Embracing the Past We Can’t Undo – Finding Agency in What We Carry
Hi Friends,
Have you ever thought, “If that had never happened, everything would be different”—or wished you could go back and handle something differently?
Maybe you find yourself thinking about something you never chose: a parent’s divorce, a sudden illness, or an experience that left a mark so deep you’re still uncovering it.
Or maybe you’re wrestling with regret: the way you navigated a past relationship, how reactive you used to be, or the kind of parent, friend, or partner you were before you knew what you know now.
Some things hurt so deeply, or carry so much shame, that it’s easy to get caught in the longing to rewrite the past. But that longing often leaves us trapped with no way to change what happened—and separated from the life that’s still unfolding.
While we can’t go back and rewrite what happened, we can begin to relate to it differently.
That doesn’t mean brushing it aside or pretending it didn’t matter.
And it definitely doesn’t mean rushing to find a silver lining.
In fact, this process asks the opposite: that we feel it, name it, and hold the pain with deep compassion.
But then, when we’re ready—it asks us to begin shifting how we carry it.
For a long time, I didn’t think something that happened to me as a child had really affected me. I had buried the memory so deep, it didn’t even resurface until adulthood. And when it did, my mind tried to minimize it.
It didn’t really hurt me.
It only happened once.
I’m not traumatized…am I?
But over time, I began to notice a pattern: an ache in my chest whenever someone didn’t show up for me in the way I hoped. And beneath that ache, a story: No one was there for me when I needed them most.

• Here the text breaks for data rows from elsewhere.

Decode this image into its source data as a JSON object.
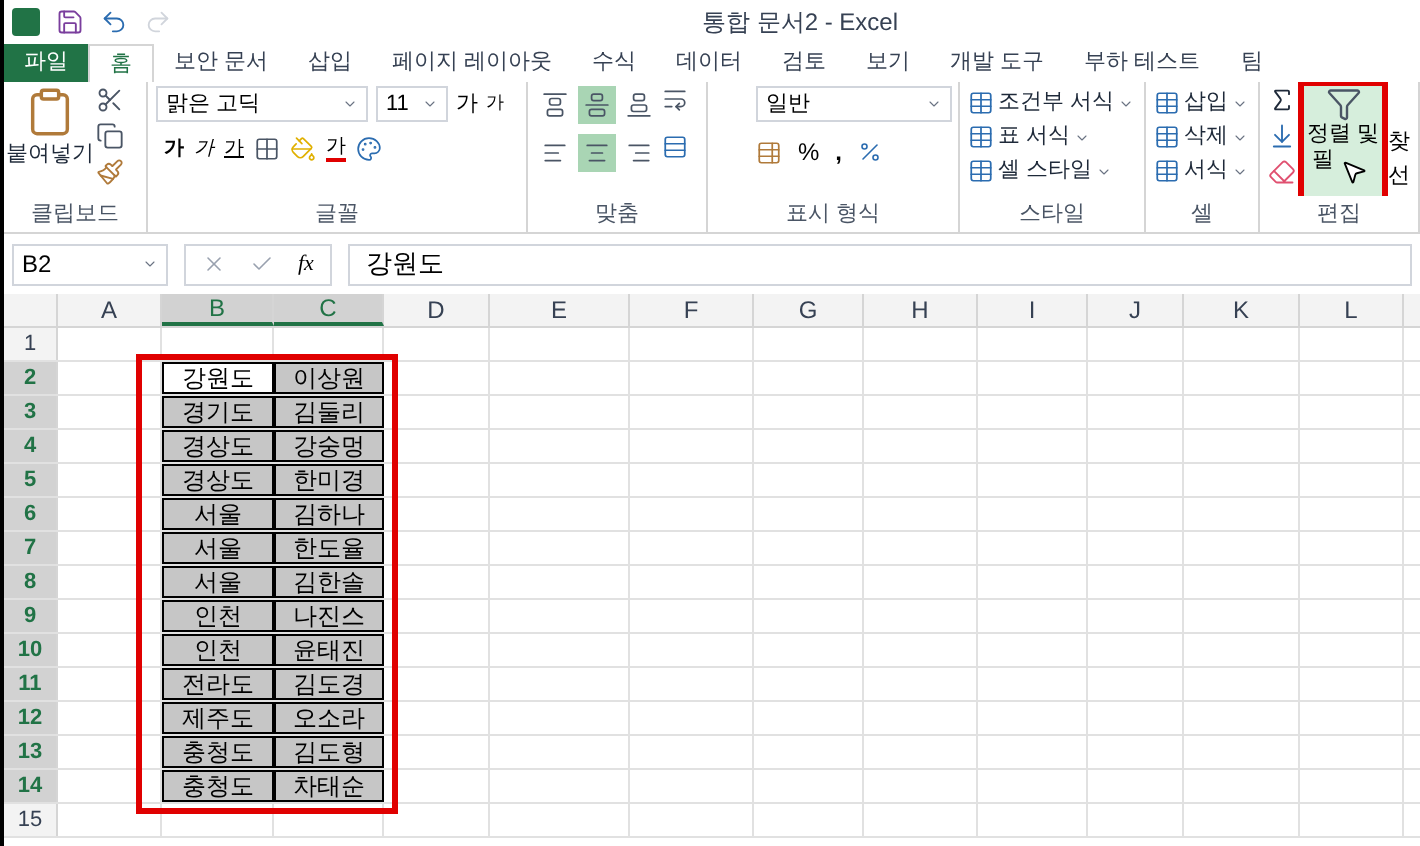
{
  "window": {
    "title": "통합 문서2 - Excel"
  },
  "tabs": [
    {
      "label": "파일",
      "kind": "file",
      "selected": false
    },
    {
      "label": "홈",
      "kind": "tab",
      "selected": true
    },
    {
      "label": "보안 문서",
      "kind": "tab",
      "selected": false
    },
    {
      "label": "삽입",
      "kind": "tab",
      "selected": false
    },
    {
      "label": "페이지 레이아웃",
      "kind": "tab",
      "selected": false
    },
    {
      "label": "수식",
      "kind": "tab",
      "selected": false
    },
    {
      "label": "데이터",
      "kind": "tab",
      "selected": false
    },
    {
      "label": "검토",
      "kind": "tab",
      "selected": false
    },
    {
      "label": "보기",
      "kind": "tab",
      "selected": false
    },
    {
      "label": "개발 도구",
      "kind": "tab",
      "selected": false
    },
    {
      "label": "부하 테스트",
      "kind": "tab",
      "selected": false
    },
    {
      "label": "팀",
      "kind": "tab",
      "selected": false
    }
  ],
  "ribbon": {
    "clipboard": {
      "label": "클립보드",
      "paste": "붙여넣기"
    },
    "font": {
      "label": "글꼴",
      "font_name": "맑은 고딕",
      "font_size": "11",
      "grow": "가",
      "shrink": "가",
      "bold": "가",
      "italic": "가",
      "underline": "가",
      "font_color": "가"
    },
    "alignment": {
      "label": "맞춤",
      "vertical": [
        {
          "selected": false
        },
        {
          "selected": true
        },
        {
          "selected": false
        }
      ],
      "horizontal": [
        {
          "selected": false
        },
        {
          "selected": true
        },
        {
          "selected": false
        }
      ]
    },
    "number": {
      "label": "표시 형식",
      "format": "일반",
      "percent": "%",
      "comma": ","
    },
    "styles": {
      "label": "스타일",
      "items": [
        "조건부 서식",
        "표 서식",
        "셀 스타일"
      ]
    },
    "cells": {
      "label": "셀",
      "items": [
        "삽입",
        "삭제",
        "서식"
      ]
    },
    "editing": {
      "label": "편집",
      "sort_filter": {
        "line1": "정렬 및",
        "line2": "필",
        "highlighted": true
      },
      "find": [
        "찾",
        "선"
      ]
    }
  },
  "formula_bar": {
    "name_box": "B2",
    "function_label": "fx",
    "value": "강원도"
  },
  "sheet": {
    "columns": [
      {
        "label": "A",
        "selected": false
      },
      {
        "label": "B",
        "selected": true
      },
      {
        "label": "C",
        "selected": true
      },
      {
        "label": "D",
        "selected": false
      },
      {
        "label": "E",
        "selected": false
      },
      {
        "label": "F",
        "selected": false
      },
      {
        "label": "G",
        "selected": false
      },
      {
        "label": "H",
        "selected": false
      },
      {
        "label": "I",
        "selected": false
      },
      {
        "label": "J",
        "selected": false
      },
      {
        "label": "K",
        "selected": false
      },
      {
        "label": "L",
        "selected": false
      }
    ],
    "range_highlighted": true,
    "rows": [
      {
        "number": "1",
        "selected": false
      },
      {
        "number": "2",
        "selected": true,
        "cells": [
          {
            "text": "강원도",
            "active": true
          },
          {
            "text": "이상원",
            "active": false
          }
        ]
      },
      {
        "number": "3",
        "selected": true,
        "cells": [
          {
            "text": "경기도",
            "active": false
          },
          {
            "text": "김둘리",
            "active": false
          }
        ]
      },
      {
        "number": "4",
        "selected": true,
        "cells": [
          {
            "text": "경상도",
            "active": false
          },
          {
            "text": "강숭멍",
            "active": false
          }
        ]
      },
      {
        "number": "5",
        "selected": true,
        "cells": [
          {
            "text": "경상도",
            "active": false
          },
          {
            "text": "한미경",
            "active": false
          }
        ]
      },
      {
        "number": "6",
        "selected": true,
        "cells": [
          {
            "text": "서울",
            "active": false
          },
          {
            "text": "김하나",
            "active": false
          }
        ]
      },
      {
        "number": "7",
        "selected": true,
        "cells": [
          {
            "text": "서울",
            "active": false
          },
          {
            "text": "한도율",
            "active": false
          }
        ]
      },
      {
        "number": "8",
        "selected": true,
        "cells": [
          {
            "text": "서울",
            "active": false
          },
          {
            "text": "김한솔",
            "active": false
          }
        ]
      },
      {
        "number": "9",
        "selected": true,
        "cells": [
          {
            "text": "인천",
            "active": false
          },
          {
            "text": "나진스",
            "active": false
          }
        ]
      },
      {
        "number": "10",
        "selected": true,
        "cells": [
          {
            "text": "인천",
            "active": false
          },
          {
            "text": "윤태진",
            "active": false
          }
        ]
      },
      {
        "number": "11",
        "selected": true,
        "cells": [
          {
            "text": "전라도",
            "active": false
          },
          {
            "text": "김도경",
            "active": false
          }
        ]
      },
      {
        "number": "12",
        "selected": true,
        "cells": [
          {
            "text": "제주도",
            "active": false
          },
          {
            "text": "오소라",
            "active": false
          }
        ]
      },
      {
        "number": "13",
        "selected": true,
        "cells": [
          {
            "text": "충청도",
            "active": false
          },
          {
            "text": "김도형",
            "active": false
          }
        ]
      },
      {
        "number": "14",
        "selected": true,
        "cells": [
          {
            "text": "충청도",
            "active": false
          },
          {
            "text": "차태순",
            "active": false
          }
        ]
      },
      {
        "number": "15",
        "selected": false
      }
    ]
  }
}
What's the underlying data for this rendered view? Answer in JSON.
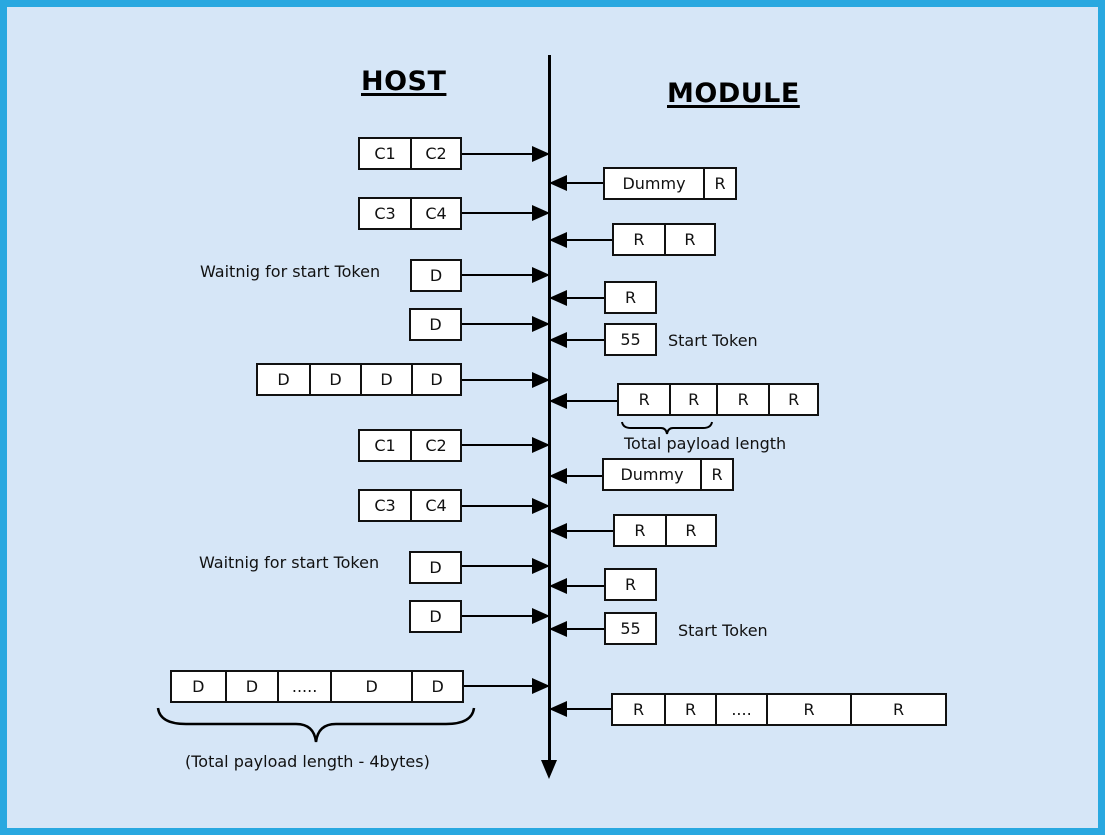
{
  "titles": {
    "host": "HOST",
    "module": "MODULE"
  },
  "colors": {
    "background": "#d6e6f7",
    "frame": "#29a8e0",
    "packet_fill": "#ffffff",
    "stroke": "#000000"
  },
  "host": {
    "packets": [
      {
        "cells": [
          "C1",
          "C2"
        ]
      },
      {
        "cells": [
          "C3",
          "C4"
        ]
      },
      {
        "cells": [
          "D"
        ],
        "note": "Waitnig for start Token"
      },
      {
        "cells": [
          "D"
        ]
      },
      {
        "cells": [
          "D",
          "D",
          "D",
          "D"
        ]
      },
      {
        "cells": [
          "C1",
          "C2"
        ]
      },
      {
        "cells": [
          "C3",
          "C4"
        ]
      },
      {
        "cells": [
          "D"
        ],
        "note": "Waitnig for start Token"
      },
      {
        "cells": [
          "D"
        ]
      },
      {
        "cells": [
          "D",
          "D",
          ".....",
          "D",
          "D"
        ],
        "brace_label": "(Total payload length - 4bytes)"
      }
    ]
  },
  "module": {
    "packets": [
      {
        "cells": [
          "Dummy",
          "R"
        ]
      },
      {
        "cells": [
          "R",
          "R"
        ]
      },
      {
        "cells": [
          "R"
        ]
      },
      {
        "cells": [
          "55"
        ],
        "note": "Start Token"
      },
      {
        "cells": [
          "R",
          "R",
          "R",
          "R"
        ],
        "brace_label": "Total payload length"
      },
      {
        "cells": [
          "Dummy",
          "R"
        ]
      },
      {
        "cells": [
          "R",
          "R"
        ]
      },
      {
        "cells": [
          "R"
        ]
      },
      {
        "cells": [
          "55"
        ],
        "note": "Start Token"
      },
      {
        "cells": [
          "R",
          "R",
          "....",
          "R",
          "R"
        ]
      }
    ]
  }
}
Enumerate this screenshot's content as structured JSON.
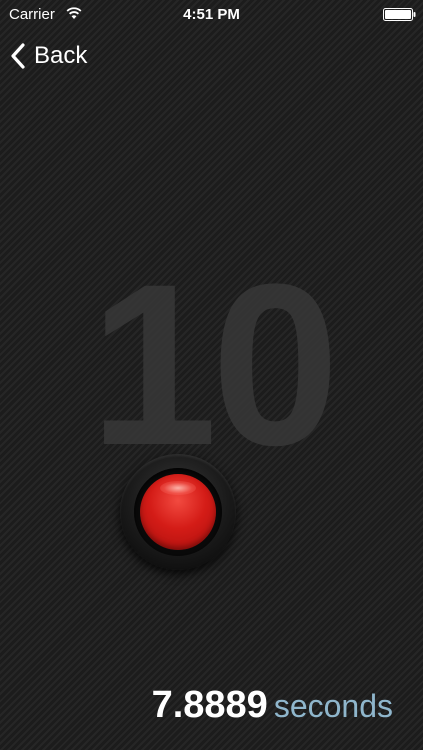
{
  "status_bar": {
    "carrier": "Carrier",
    "time": "4:51 PM",
    "wifi_icon": "wifi-icon",
    "battery_icon": "battery-full-icon"
  },
  "nav": {
    "back_label": "Back",
    "back_icon": "chevron-left-icon"
  },
  "countdown": {
    "value": "10"
  },
  "record_button": {
    "icon": "red-button-icon",
    "color": "#d41c17"
  },
  "timer": {
    "value": "7.8889",
    "unit": "seconds",
    "unit_color": "#8fb6cc"
  }
}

It wasn’t the experience itself that followed me for decades—it was the meaning I made of it.
Not because I was weak or dramatic, but because that’s what our nervous system does. It creates meaning to protect us. It builds stories to help us make sense of a world that once felt confusing or overwhelming.
And when those stories begin in childhood, they’re shaped before we’ve developed the capacity to think critically or ask, “Is this even true?”
Instead, we absorb what happens, and we form beliefs around it—not because we’re faulty, but because we’re wired to survive.
For me, the story wasn’t just that no one was there for me—it was that their absence meant something about me. Even though I logically knew I was worthy of love and safety, there was a younger part of me that had attached her sense of worth to that moment. That story became a lens: if someone didn’t show up, it felt like confirmation that I wasn’t lovable.
A big part of healing was adding nuance. Yes, no one was there in that moment—and that’s something I’ve grieved deeply. But it no longer defines my worth. That painful experience may still hold sadness, but it doesn't get to tell the full story of who I am.
As Dr. Gabor Maté explores in The Myth of Normal, “Trauma is not what happens to you, it’s what happens inside you as a result of what happens to you.”
With gentleness, support, and time, we can begin to revisit these stories.
We can acknowledge that what happened wasn't okay—and also begin to shift the meaning it holds in our lives.
None of this is about condoning what happened.
None of it is about rushing healing or pretending we’re “over it.”
It’s about realizing that while we can’t undo the past, we can choose not to keep carrying it in the same way.
That shift doesn’t happen all at once. It unfolds layer by layer—as we gain capacity, as we feel safe enough to go deeper, as we learn to trust that we can hold what once felt unbearable.
This is the power we do have.
This is the agency we can embrace.
For me, that journey started by simply acknowledging the story I had tied to what happened.
Then, it became about wrapping the part of me who learned that story in so much love—without trying to fix her or force her to feel differently.
And over time, I began to notice when that story resurfaced—and instead of judging myself for still feeling the pain, I learned to gently remind myself that I have a choice in what I believe now.
So how do we begin to let the past be—without erasing it, but without letting it define us?
Here are a few gentle possibilities:
Acknowledge the pain without minimizing it: You don’t have to justify or explain why it affected you. Your experience is valid.
Get curious about the meaning you attached to what happened: What did it teach you to believe about yourself or the world? Are those beliefs still true?
Feel the emotions you didn’t get to feel then: Sometimes the healing isn’t in understanding—it’s in grieving what you didn’t receive.
Speak compassionately to the younger version of you: What did they need to hear? How can you offer it now?
Choose to write a new story: Not by pretending the old one didn’t happen, but by deciding how much power it gets to hold.
Reach out for support: You don’t have to do this work alone. A skilled therapist, coach, or trauma-informed guide can walk alongside you.
Some chapters of our lives will never make sense.
Some experiences will never feel fair.
We don’t have to be “over it.”
But even in those places, we can begin to shift how we hold them.
We get to tend to the pain with love.
We get to loosen our grip on the old meanings.
We get to reclaim the story—not by changing what happened, but by changing how we carry it forward.